BRASÍLIA - Aliados de Alexandre de Moraes no Supremo Tribunal Federal (STF) se incomodaram mais com a divulgação do relatório da Polícia Federal por André Mendonça do que com o conteúdo das investigações. Para essa ala da Corte, Mendonça poderia ter segurado o que chamaram de "indícios" contra o colega e apresentado ao presidente, Edson Fachin, para debater a providência cabível de forma privada.
Integrantes do tribunal compararam o caso atual com o relatório da PF que encontrou relações do ministro Dias Toffoli com Daniel Vorcaro. Na época, Toffoli era relator das investigações. Fachin convocou os ministros para discutir o assunto na presidência. Ao fim, o relatório foi arquivado sem divulgação e Toffoli deixou a relatoria do processo.
Além de ter retirado o sigilo do relatório, Mendonça indicou que o caso deveria ser julgado em plenário, em sessão presencial e pública. A decisão se isso vai ou não acontecer caberá a Fachin. Segundo uma fonte do STF, a forma como Mendonça conduziu o caso indicaria que ele tem interesse em "atacar" Moraes.
Mesmo com críticas à postura de Mendonça, há entre aliados de Moraes quem considere os "indícios" graves e passíveis de apuração. No entanto, a atitude de relator pode colaborar para que ele tenha menos votos em um possível julgamento do caso em plenário.
Hoje, o único voto garantido para Mendonça é o de Luiz Fux. Moraes conta com o apoio de Gilmar Mendes, Flávio Dino e Cristiano Zanin.
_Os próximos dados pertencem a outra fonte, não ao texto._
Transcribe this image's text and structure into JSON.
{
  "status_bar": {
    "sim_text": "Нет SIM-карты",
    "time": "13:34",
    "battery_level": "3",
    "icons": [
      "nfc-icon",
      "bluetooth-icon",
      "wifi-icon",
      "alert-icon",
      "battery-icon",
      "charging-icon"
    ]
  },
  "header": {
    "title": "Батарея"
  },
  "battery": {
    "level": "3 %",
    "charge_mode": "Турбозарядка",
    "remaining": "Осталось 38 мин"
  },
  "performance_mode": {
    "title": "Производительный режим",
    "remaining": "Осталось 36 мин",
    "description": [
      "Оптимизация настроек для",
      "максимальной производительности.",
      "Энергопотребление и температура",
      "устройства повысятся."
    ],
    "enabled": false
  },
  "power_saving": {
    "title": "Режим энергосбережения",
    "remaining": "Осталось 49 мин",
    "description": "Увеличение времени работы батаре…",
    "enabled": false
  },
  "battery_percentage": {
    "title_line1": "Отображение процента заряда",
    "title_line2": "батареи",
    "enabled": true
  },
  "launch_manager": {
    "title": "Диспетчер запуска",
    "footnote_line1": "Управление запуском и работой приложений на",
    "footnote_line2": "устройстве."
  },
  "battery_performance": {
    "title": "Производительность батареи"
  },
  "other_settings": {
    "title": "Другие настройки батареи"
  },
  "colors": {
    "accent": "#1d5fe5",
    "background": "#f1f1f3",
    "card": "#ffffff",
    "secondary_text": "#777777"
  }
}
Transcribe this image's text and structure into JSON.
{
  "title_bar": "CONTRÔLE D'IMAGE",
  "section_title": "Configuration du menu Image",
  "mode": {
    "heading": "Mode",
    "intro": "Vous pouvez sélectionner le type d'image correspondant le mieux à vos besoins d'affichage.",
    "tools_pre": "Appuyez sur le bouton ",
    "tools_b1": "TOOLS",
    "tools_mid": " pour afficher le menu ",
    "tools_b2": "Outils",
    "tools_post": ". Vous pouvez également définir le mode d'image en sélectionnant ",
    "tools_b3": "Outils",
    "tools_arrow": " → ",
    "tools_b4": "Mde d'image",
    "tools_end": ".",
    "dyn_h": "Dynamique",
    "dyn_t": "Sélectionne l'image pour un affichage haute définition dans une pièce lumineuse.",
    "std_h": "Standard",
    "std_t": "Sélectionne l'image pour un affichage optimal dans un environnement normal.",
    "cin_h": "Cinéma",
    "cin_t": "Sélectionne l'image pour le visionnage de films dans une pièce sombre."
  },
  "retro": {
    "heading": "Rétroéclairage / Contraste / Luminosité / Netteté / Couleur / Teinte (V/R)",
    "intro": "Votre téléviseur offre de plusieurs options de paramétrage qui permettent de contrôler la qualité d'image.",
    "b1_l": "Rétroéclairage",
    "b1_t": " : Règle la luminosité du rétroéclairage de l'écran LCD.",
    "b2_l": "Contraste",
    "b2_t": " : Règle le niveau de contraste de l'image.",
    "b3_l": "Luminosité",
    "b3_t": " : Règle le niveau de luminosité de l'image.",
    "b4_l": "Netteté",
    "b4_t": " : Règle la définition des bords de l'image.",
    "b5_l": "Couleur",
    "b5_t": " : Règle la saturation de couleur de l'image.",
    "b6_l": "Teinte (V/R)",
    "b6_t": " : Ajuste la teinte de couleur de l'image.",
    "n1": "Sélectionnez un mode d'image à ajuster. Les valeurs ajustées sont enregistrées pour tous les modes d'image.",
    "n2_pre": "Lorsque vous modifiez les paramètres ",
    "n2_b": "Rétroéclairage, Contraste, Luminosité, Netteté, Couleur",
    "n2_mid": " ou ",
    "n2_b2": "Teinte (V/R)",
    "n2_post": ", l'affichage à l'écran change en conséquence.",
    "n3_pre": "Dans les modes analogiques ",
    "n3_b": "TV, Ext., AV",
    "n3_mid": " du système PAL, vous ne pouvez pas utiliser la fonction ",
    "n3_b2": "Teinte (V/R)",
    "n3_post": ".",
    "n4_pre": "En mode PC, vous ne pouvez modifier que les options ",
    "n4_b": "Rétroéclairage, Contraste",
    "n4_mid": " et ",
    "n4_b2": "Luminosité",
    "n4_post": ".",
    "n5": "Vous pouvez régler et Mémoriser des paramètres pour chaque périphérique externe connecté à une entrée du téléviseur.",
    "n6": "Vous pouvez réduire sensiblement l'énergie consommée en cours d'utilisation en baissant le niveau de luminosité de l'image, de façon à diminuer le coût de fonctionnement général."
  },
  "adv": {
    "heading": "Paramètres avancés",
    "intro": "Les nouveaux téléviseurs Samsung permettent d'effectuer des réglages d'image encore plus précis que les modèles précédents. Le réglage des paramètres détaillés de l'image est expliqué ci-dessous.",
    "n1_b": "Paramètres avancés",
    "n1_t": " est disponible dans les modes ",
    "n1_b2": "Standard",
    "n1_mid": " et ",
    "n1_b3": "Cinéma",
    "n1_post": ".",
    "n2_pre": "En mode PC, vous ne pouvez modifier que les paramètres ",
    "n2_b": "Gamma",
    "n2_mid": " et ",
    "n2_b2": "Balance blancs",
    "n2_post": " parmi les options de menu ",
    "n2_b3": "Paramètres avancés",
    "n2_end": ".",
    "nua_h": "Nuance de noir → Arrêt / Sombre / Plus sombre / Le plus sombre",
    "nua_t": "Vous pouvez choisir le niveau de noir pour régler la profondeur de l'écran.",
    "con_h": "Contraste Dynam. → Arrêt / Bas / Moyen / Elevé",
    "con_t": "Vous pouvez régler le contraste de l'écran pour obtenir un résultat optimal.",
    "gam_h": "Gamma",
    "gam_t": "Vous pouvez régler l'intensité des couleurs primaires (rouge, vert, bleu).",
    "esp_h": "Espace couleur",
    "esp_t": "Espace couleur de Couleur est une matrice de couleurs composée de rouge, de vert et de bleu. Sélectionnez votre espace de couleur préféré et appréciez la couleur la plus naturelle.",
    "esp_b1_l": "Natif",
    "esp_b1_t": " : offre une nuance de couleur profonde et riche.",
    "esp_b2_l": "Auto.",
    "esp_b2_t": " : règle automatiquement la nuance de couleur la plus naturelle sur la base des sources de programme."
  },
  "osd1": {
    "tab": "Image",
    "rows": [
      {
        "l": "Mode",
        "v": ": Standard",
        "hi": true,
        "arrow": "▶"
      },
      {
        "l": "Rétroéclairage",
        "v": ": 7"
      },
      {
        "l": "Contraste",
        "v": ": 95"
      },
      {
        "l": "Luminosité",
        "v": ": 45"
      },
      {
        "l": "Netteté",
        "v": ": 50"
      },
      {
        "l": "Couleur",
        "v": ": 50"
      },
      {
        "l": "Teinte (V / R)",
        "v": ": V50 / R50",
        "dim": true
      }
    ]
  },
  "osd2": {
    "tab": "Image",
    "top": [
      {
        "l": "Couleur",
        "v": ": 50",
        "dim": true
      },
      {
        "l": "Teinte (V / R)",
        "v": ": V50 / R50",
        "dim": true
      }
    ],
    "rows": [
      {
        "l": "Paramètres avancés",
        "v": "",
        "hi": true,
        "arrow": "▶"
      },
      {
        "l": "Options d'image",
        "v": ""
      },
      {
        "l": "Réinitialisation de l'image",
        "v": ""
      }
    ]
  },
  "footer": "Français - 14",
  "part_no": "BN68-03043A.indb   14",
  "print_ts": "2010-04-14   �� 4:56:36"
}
Outros ministros do STF vão precisar ponderar entre a importância de se investigar desvios de um dos membros e a vulnerabilidade que isso traz para o tribunal.
Em caráter reservado, um ministro afirmou que não há como prever um placar hoje. Mas, na avaliação dele, uma coisa é certa: o tribunal sai derrotado com a exposição do caso.